Finding Nth item of unsorted list without sorting the list

Question

Hey. I have a very large array and I want to find the Nth largest value. Trivially I can sort the array and then take the Nth element but I\'m only interested in one element

Answer 1

You essentially want to produce a "top-N" list and select the one at the end of that list.

So you can scan the array once and insert into an empty list when the largeArray item is greater than the last item of your top-N list, then drop the last item.

After you finish scanning, pick the last item in your top-N list.

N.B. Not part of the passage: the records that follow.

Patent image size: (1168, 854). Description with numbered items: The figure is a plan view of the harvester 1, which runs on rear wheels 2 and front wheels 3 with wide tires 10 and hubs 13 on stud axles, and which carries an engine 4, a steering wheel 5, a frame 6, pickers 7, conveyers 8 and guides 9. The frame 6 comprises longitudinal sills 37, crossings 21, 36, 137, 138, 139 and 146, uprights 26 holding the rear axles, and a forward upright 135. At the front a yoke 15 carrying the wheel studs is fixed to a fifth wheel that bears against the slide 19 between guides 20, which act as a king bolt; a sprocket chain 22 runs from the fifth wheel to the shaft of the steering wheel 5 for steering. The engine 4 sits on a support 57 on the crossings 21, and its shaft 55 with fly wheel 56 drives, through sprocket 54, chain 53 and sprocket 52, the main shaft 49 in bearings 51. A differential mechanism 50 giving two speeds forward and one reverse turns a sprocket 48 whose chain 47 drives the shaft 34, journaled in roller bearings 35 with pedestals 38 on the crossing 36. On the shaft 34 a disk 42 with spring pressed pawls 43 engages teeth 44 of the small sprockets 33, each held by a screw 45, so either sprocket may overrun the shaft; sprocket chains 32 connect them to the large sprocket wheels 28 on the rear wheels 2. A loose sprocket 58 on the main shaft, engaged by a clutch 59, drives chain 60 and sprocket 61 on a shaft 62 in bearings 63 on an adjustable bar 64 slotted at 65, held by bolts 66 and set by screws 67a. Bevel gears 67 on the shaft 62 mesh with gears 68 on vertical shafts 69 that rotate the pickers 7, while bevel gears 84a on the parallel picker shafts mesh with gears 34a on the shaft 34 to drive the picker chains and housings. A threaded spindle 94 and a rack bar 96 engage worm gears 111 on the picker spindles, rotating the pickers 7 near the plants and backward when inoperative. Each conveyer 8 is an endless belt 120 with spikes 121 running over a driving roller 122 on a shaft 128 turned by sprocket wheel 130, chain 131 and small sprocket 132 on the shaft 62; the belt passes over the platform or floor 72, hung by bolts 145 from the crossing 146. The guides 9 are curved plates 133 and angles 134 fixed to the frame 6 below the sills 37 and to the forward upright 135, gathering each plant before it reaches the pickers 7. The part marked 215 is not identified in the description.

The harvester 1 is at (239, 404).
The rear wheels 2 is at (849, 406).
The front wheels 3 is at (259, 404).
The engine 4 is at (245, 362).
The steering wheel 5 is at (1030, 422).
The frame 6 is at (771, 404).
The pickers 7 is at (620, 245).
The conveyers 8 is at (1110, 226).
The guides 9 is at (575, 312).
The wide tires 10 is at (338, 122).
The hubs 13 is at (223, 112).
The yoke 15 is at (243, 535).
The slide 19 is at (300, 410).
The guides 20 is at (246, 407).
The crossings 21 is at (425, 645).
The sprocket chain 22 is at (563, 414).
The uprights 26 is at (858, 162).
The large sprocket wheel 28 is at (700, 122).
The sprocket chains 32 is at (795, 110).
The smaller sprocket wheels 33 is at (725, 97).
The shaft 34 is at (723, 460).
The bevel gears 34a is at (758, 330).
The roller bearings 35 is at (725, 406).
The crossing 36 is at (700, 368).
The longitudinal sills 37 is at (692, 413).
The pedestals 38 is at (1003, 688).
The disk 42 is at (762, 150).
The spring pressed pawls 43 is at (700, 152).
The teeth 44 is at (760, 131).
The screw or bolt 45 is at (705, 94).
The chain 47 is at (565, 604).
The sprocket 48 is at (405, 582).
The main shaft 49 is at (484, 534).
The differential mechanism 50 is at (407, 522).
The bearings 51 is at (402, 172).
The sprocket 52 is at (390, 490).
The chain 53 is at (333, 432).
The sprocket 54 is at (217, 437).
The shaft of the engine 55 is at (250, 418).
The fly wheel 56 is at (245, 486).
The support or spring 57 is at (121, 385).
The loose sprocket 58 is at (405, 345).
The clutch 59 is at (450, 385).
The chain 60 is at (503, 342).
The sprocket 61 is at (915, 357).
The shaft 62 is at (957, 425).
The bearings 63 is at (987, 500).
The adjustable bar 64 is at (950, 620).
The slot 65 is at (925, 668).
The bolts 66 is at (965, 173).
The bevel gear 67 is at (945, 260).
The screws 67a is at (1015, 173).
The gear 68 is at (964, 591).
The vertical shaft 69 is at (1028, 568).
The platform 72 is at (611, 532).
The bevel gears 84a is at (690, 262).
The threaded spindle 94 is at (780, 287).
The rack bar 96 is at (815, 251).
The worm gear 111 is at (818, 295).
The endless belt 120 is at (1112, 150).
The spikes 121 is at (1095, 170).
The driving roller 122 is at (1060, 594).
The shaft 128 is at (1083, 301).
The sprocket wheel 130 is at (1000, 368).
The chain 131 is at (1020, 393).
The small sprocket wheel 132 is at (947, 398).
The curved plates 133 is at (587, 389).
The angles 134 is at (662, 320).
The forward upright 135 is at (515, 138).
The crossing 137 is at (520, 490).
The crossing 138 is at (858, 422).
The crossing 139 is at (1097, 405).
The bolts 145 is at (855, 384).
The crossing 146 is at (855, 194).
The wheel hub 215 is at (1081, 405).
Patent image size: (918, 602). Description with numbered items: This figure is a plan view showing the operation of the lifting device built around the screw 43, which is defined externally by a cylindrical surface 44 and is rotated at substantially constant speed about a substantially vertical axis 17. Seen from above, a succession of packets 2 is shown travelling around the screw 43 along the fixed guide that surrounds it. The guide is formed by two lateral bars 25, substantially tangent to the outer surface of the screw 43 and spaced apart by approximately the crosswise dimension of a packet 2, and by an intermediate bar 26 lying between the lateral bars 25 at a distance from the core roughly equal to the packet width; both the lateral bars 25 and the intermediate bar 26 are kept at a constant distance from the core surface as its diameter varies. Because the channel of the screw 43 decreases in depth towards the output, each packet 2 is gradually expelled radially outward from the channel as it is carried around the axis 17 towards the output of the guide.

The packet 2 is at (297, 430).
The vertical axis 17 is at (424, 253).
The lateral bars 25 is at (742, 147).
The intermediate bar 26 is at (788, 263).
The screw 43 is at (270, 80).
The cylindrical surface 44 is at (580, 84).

An example for ints and N = 5:

int[] top5 = new int[5]();
top5[0] = top5[1] = top5[2] = top5[3] = top5[4] = 0x80000000; // or your min value

for(int i = 0; i < largeArray.length; i++) {
    if(largeArray[i] > top5[4]) {
       // insert into top5:
       top5[4] = largeArray[i];

       // resort:
       quickSort(top5);
    }
}

Answer 2

Sorting would require O(nlogn) runtime at minimum - There are very efficient selection algorithms which can solve your problem in linear time.

Partition-based selection (sometimes Quick select), which is based on the idea of quicksort (recursive partitioning), is a good solution (see link for pseudocode + Another example).

Answer 3

As people have said, you can walk the list once keeping track of K largest values. If K is large this algorithm will be close to O(n²).

However, you can store your Kth largest values as a binary tree and the operation becomes O(n log k).

According to Wikipedia, this is the best selection algorithm:

 function findFirstK(list, left, right, k)
     if right > left
         select pivotIndex between left and right
         pivotNewIndex := partition(list, left, right, pivotIndex)
         if pivotNewIndex > k  // new condition
             findFirstK(list, left, pivotNewIndex-1, k)
         if pivotNewIndex < k
             findFirstK(list, pivotNewIndex+1, right, k)

Its complexity is O(n)